Posted by cbcarlisle on Friday, June 22, 2012
After turning 71 a few weeks ago and reckoning I wouldn't be getting any younger, I decided to break down and make my first Watauga County mountain banjer. I had been having so much fun analyzing and restoring other people's banjers that ideas were tearing around in my head. Since I've always been a maverick I dove right in to make one out of highly figured wood first; only after I finished it did I decide to make one out of pine! (I had bought some exquisite quilted maple I thought I might use for a pot but eventually decided against it. I had some nice birdseye and flamed maple which seemed much more practical.) I used the flamed wood to make a four-piece top and the birdseye for a two-piece back and the neck, which resulted in a rather heavy instrument.

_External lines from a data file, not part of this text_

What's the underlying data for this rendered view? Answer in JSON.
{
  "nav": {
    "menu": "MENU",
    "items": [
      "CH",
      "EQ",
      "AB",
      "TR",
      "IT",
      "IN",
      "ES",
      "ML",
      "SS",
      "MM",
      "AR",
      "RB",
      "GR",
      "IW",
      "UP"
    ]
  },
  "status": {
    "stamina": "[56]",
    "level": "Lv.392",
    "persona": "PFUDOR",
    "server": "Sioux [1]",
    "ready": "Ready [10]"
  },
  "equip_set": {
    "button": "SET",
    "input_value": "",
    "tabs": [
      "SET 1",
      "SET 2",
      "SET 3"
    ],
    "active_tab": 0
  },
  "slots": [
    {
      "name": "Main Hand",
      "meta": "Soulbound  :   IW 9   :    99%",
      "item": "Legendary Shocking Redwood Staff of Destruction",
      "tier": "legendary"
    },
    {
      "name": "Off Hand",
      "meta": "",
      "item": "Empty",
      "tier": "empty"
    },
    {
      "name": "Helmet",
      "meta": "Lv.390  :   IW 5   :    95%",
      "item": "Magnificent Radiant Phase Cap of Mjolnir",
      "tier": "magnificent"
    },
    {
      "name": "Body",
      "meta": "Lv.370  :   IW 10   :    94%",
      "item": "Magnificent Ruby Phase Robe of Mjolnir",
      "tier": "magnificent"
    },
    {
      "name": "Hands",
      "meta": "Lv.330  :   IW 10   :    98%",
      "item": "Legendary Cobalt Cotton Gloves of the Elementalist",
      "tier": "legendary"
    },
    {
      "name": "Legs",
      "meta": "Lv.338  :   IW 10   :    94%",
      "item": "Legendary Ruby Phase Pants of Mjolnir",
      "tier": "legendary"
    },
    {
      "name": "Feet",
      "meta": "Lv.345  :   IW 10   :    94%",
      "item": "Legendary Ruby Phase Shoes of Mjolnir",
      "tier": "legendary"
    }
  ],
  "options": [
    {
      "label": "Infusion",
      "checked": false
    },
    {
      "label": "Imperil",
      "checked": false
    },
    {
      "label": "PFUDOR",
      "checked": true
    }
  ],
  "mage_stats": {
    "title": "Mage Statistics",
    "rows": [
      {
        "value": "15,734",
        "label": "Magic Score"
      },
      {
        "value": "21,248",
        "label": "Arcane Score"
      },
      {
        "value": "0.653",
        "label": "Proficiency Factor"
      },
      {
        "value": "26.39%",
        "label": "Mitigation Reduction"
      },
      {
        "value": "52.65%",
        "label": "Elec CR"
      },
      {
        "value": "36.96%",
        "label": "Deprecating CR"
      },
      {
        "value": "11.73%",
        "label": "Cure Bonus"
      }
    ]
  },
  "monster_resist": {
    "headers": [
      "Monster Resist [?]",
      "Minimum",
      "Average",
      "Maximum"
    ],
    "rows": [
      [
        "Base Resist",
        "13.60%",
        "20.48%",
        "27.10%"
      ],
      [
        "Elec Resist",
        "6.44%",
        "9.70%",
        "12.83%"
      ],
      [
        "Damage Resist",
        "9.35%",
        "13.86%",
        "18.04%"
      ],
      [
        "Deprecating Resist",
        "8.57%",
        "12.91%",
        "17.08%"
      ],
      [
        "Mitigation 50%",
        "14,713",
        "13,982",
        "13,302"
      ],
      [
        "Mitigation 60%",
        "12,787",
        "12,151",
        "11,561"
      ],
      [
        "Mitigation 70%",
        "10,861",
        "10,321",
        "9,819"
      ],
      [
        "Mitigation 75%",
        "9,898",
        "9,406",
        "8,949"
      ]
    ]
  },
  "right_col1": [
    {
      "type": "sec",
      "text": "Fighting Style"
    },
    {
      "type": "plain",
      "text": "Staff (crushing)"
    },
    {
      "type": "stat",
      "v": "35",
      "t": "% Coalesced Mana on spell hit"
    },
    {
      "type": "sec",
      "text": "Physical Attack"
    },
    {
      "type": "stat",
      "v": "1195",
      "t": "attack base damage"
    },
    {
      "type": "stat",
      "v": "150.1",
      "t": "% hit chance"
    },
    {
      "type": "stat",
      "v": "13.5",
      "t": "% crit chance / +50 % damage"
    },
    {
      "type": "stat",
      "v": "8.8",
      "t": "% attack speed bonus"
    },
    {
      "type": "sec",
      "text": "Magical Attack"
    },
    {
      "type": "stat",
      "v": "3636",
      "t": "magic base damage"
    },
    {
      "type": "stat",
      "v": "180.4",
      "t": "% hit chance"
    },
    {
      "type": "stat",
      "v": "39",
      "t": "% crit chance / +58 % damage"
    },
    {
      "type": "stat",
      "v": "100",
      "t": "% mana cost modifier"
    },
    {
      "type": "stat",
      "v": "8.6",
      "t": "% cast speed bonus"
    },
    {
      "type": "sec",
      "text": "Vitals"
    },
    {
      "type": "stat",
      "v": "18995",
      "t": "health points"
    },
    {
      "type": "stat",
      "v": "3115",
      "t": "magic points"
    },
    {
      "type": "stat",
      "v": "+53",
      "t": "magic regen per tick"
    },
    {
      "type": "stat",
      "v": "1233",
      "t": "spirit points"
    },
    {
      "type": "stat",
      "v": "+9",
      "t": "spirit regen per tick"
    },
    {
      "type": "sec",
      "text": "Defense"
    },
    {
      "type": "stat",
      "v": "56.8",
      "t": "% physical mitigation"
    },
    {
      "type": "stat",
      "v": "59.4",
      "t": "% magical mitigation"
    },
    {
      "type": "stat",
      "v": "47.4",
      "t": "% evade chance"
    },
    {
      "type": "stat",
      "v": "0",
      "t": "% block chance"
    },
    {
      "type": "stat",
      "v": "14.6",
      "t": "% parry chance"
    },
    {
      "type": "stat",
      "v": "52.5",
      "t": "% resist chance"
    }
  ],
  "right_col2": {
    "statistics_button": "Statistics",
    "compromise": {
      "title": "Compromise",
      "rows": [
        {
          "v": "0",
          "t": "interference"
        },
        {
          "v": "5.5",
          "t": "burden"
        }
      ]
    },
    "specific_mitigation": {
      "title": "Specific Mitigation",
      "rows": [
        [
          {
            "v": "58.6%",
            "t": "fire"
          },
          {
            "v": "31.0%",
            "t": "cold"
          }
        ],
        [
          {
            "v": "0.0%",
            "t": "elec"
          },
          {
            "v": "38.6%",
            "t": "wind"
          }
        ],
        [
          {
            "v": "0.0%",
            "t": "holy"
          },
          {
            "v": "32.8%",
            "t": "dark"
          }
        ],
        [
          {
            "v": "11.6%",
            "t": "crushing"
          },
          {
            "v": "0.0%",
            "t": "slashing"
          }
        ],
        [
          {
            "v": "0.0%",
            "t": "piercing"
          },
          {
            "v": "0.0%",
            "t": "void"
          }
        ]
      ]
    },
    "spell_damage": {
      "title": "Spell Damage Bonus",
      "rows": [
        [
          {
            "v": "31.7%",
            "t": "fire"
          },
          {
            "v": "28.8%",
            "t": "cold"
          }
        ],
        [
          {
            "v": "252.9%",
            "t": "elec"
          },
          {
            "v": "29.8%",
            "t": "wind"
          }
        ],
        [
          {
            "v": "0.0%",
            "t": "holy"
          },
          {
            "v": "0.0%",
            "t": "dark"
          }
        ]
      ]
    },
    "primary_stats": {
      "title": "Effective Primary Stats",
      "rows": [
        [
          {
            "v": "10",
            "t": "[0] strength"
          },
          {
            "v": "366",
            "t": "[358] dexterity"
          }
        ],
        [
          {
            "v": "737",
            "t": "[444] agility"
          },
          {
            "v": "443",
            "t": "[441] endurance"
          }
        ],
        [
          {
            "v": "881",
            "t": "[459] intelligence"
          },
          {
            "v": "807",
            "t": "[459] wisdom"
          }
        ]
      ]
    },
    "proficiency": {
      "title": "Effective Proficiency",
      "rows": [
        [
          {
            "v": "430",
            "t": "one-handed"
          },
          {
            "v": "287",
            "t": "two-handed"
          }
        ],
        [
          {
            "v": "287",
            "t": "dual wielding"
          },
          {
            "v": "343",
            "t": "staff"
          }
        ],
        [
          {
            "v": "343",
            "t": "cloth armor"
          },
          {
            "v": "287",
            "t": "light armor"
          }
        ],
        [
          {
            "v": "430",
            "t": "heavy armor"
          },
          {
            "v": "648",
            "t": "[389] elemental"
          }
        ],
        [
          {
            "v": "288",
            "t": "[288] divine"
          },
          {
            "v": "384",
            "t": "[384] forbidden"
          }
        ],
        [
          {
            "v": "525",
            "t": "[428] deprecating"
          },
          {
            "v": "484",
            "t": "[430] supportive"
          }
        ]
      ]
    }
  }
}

While I was in the mood, I figured I might as well make another: this one out of pine I had accumulated from the scratch and dent section of Ikea. I had liked some old mountain banjers I had seen from the Museum of Appalachia which were painted black so I incorporated that, along with some decoration on the pot and left a fancy knot in the wood, unpainted, on the peghead. The head on this one was recycled from a dark reddish-brown, almost black, urine-scented head off an old Cubley from Vermont. I scrubbed it but it remained "antiqued." On both instruments, the bridge and nuts are of cedar. Details on both banjers vary considerably, based on the dimensions of the wood at hand and my whimsey.
Photos are in my "CCB Mt. Banjers" folder.
Friday, June 22, 2012 @9:35:03 AM
Curt, those two mtn banjos you made are just wonderful. Both are beauties, but there's something about that black one that is so mysterious, like it has a very old soul inside it. You've created two simply amazing banjers.